« 2007-07 | Page d'accueil | 2007-09 »
30/08/2007
Le Parfum, de Patrick Süskind (1985)
Au XVIIIè siècle vécut en France un homme qui compta parmi les personnages les plus géniaux et les horribles de son époque. Il s’appelait Jean-Baptiste Grenouille. Sa naissance, son enfance furent épouvantables et tout autre que lui n’aurait pas survécu. Mais Grenouille n’avait besoin qu’un minimum de nourriture et de vêtements et son âme n’avait besoin de rien. Or ce monstre de Grenouille, car il s’agissait bien d’un genre de monstre, avait un don, ou plutôt un nez unique au monde et il entendait bien devenir, même par les moyens les plus atroces, le Dieu tout-puissant de l’univers, car « qui maîtrisait les odeurs, maîtrisait le cœur des hommes ».C’est son histoire, abominable… et drolatique, qui nous est racontée dans Le Parfum, un roman qui, dès sa parution, eut un succès extraordinaire et est devenu très vite un best-seller mondial.

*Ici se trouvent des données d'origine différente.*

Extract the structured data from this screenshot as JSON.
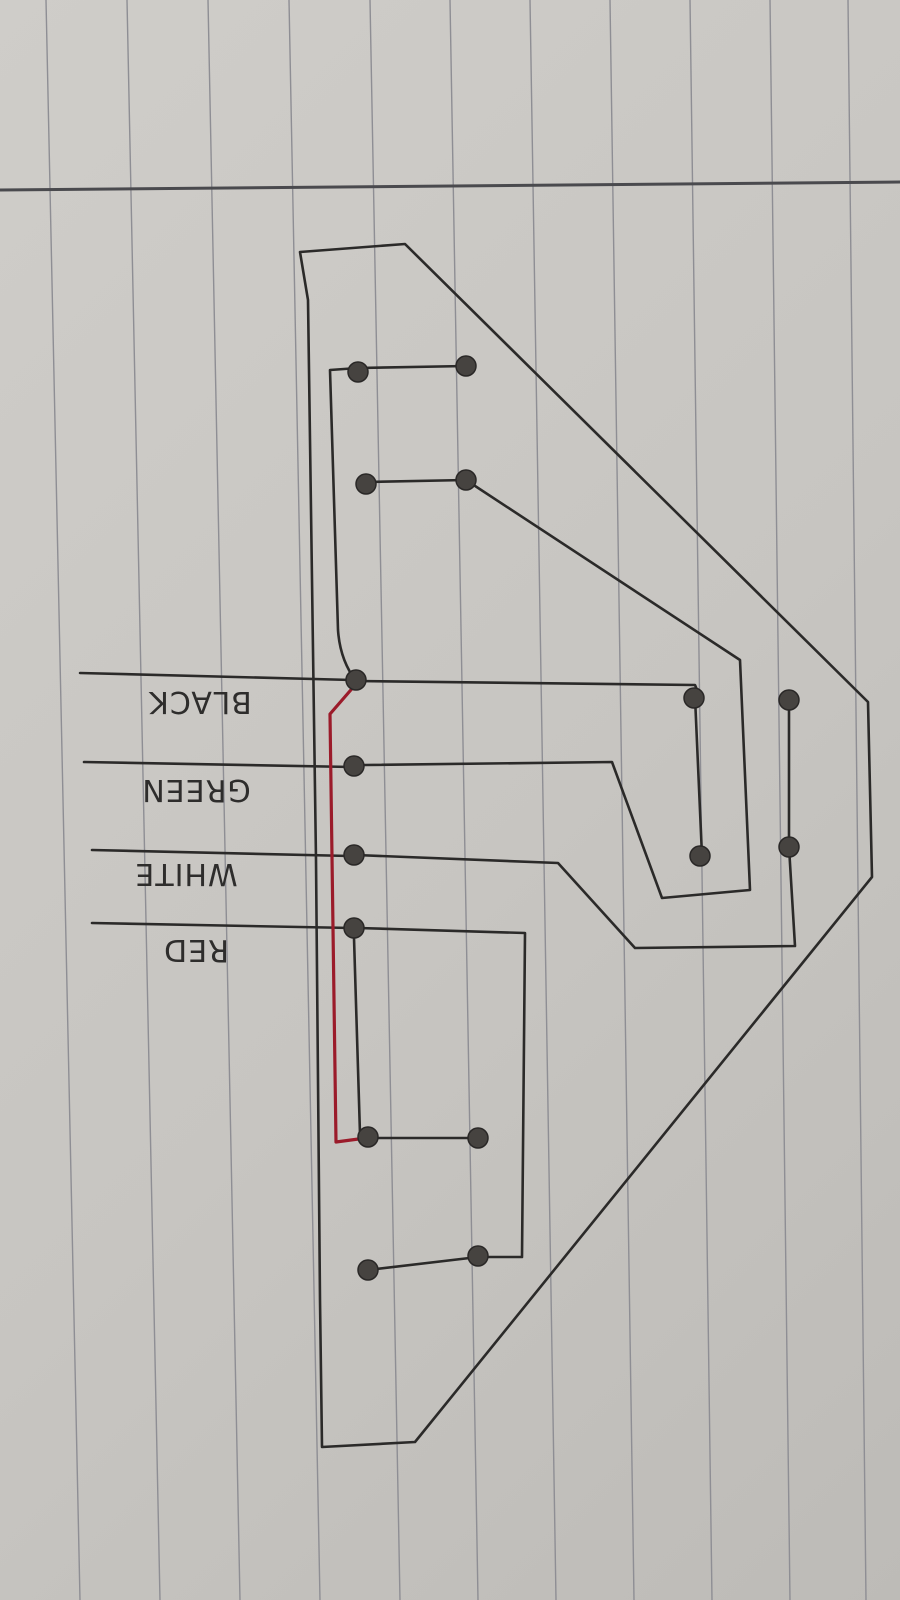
{
  "diagram": {
    "wire_labels": {
      "black": "BLACK",
      "green": "GREEN",
      "white": "WHITE",
      "red": "RED"
    },
    "colors": {
      "ink": "#2b2a29",
      "jumper": "#9b1b2a",
      "paper": "#c9c7c3",
      "ruled_line": "#8e8e94"
    }
  }
}
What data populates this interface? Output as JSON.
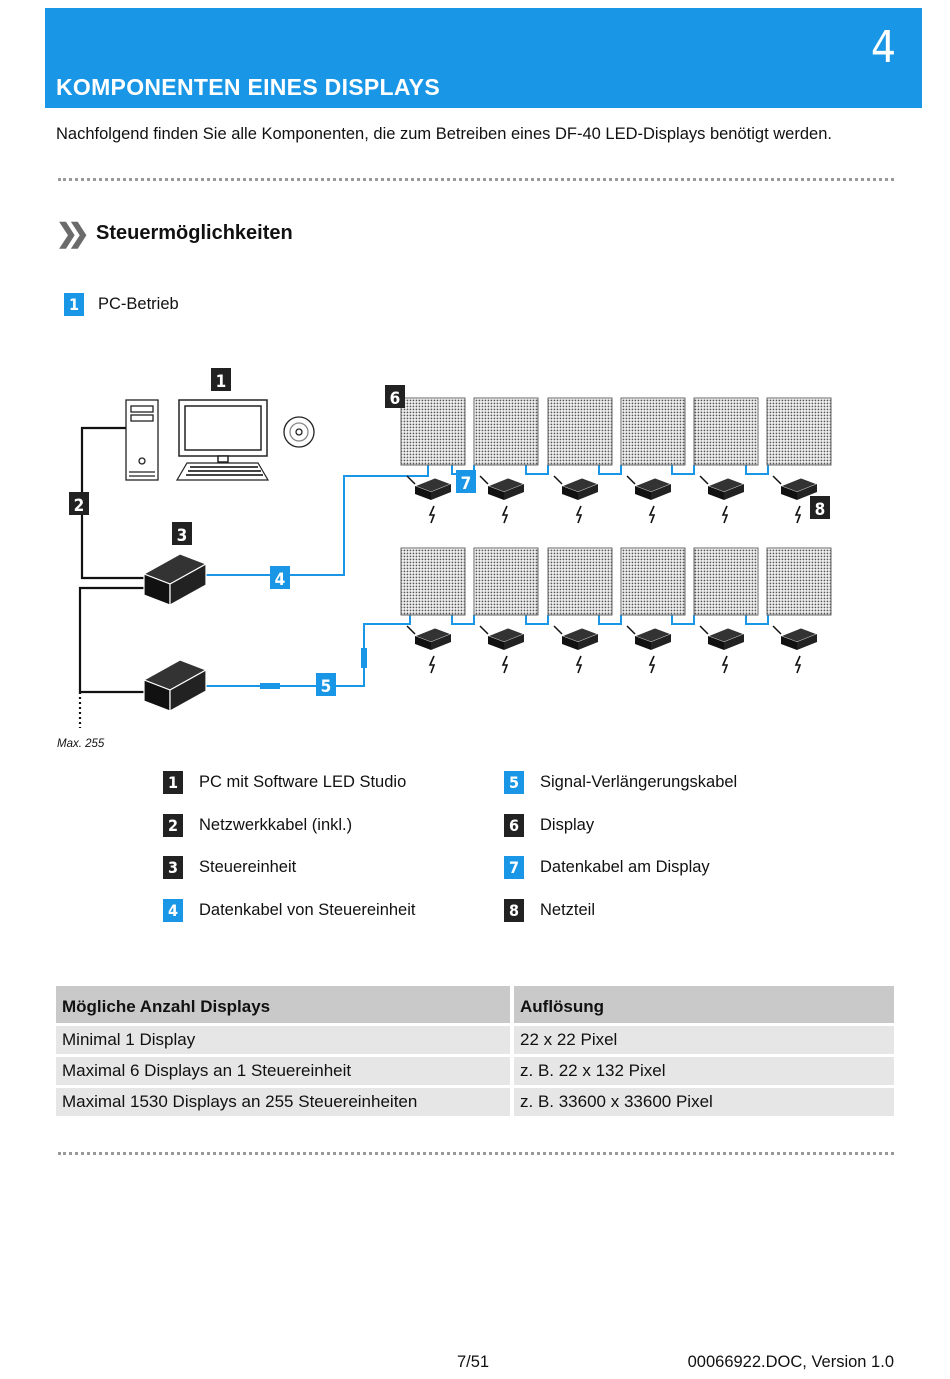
{
  "header": {
    "chapter": "4",
    "title": "KOMPONENTEN EINES DISPLAYS"
  },
  "intro": "Nachfolgend finden Sie alle Komponenten, die zum Betreiben eines DF-40 LED-Displays benötigt werden.",
  "section": {
    "title": "Steuermöglichkeiten",
    "sub_number": "1",
    "sub_label": "PC-Betrieb"
  },
  "diagram": {
    "callouts": [
      "1",
      "2",
      "3",
      "4",
      "5",
      "6",
      "7",
      "8"
    ],
    "max_note": "Max. 255",
    "colors": {
      "cable_blue": "#1a96e6",
      "cable_black": "#111111",
      "display_fill": "#e0e0e0"
    }
  },
  "legend": [
    {
      "num": "1",
      "label": "PC mit Software LED Studio",
      "style": "black"
    },
    {
      "num": "2",
      "label": "Netzwerkkabel (inkl.)",
      "style": "black"
    },
    {
      "num": "3",
      "label": "Steuereinheit",
      "style": "black"
    },
    {
      "num": "4",
      "label": "Datenkabel von Steuereinheit",
      "style": "blue"
    },
    {
      "num": "5",
      "label": "Signal-Verlängerungskabel",
      "style": "blue"
    },
    {
      "num": "6",
      "label": "Display",
      "style": "black"
    },
    {
      "num": "7",
      "label": "Datenkabel am Display",
      "style": "blue"
    },
    {
      "num": "8",
      "label": "Netzteil",
      "style": "black"
    }
  ],
  "table": {
    "headers": [
      "Mögliche Anzahl Displays",
      "Auflösung"
    ],
    "rows": [
      [
        "Minimal 1 Display",
        "22 x 22 Pixel"
      ],
      [
        "Maximal 6 Displays an 1 Steuereinheit",
        "z. B. 22 x 132 Pixel"
      ],
      [
        "Maximal 1530 Displays an 255 Steuereinheiten",
        "z. B. 33600 x 33600 Pixel"
      ]
    ]
  },
  "footer": {
    "page": "7/51",
    "doc": "00066922.DOC, Version 1.0"
  }
}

Préface de l’édition Livre de Poche
Titre original : Das Parfum, Die Geschichte eines Mörders
Couverture : Watteau : Jupiter et Antiope (détail), musée du Louvre
Phénomène de littérature, avant de devenir une œuvre cinématographique, Le Parfum raconte l’histoire d’un phénomène humain, sorte de freak au temps des Lumières.
Jean-Baptiste Grenouille naît dans la puanteur la plus infâme des immondices d’une rue parisienne. Une naissance terrible qui semble l’immuniser contre les maladies. Et chose plus curieuse, elle le dote d’un odorat extraordinairement fin, tandis que lui-même, ne dégage pas la moindre effluve. Comble de sa vie, cette absence d’odeur individuelle, qui l’exclut de l’ordre humain, le poursuivra jusqu’à la mort.
Ce livre est comme une quête : celle de la place d’un homme pas comme les autres, en fait autiste - si tant est que l’on puisse utiliser ce terme a posteriori – dans un monde qui l’ignore. Car l’indifférence est plus cruelle que le mépris, et chez Grenouille, elle le pousse à commettre des crimes horribles… mais dont il n’a pas pleinement conscience, car il estime évoluer dans un monde différent, où les hommes ne voient qu’avec le sens trompeur de la vue, et non celui de l’odorat.
Ce qui se dégage à la lecture du Parfum, c’est l’ouverture vers un monde que l’on croît connaître, mais sous un regard neuf : celui des odeurs. Les plus délicates comme les plus nauséabondes émergent de nos propres souvenirs à la lecture de ce livre. Nous sommes les spectateurs d’un monde dont Grenouille en est le souverain.
Dommage que les multiples mises en garde de l’auteur sur “l’âme noire de Grenouille”, son caractère horrible, finissent par agacer notre lecture. A-t-on besoin de le comparer sans cesse à une “tique” alors qu’il est clair que cet homme vit hors de notre monde et de nos règles ? L’auteur cherche-t-il a prendre le point de vue d’un contemporain de Grenouille ? Cependant la trame du roman est absolument captivante et le jeu des contrastes entre la fragrance et les miasmes rythme cet excellent livre.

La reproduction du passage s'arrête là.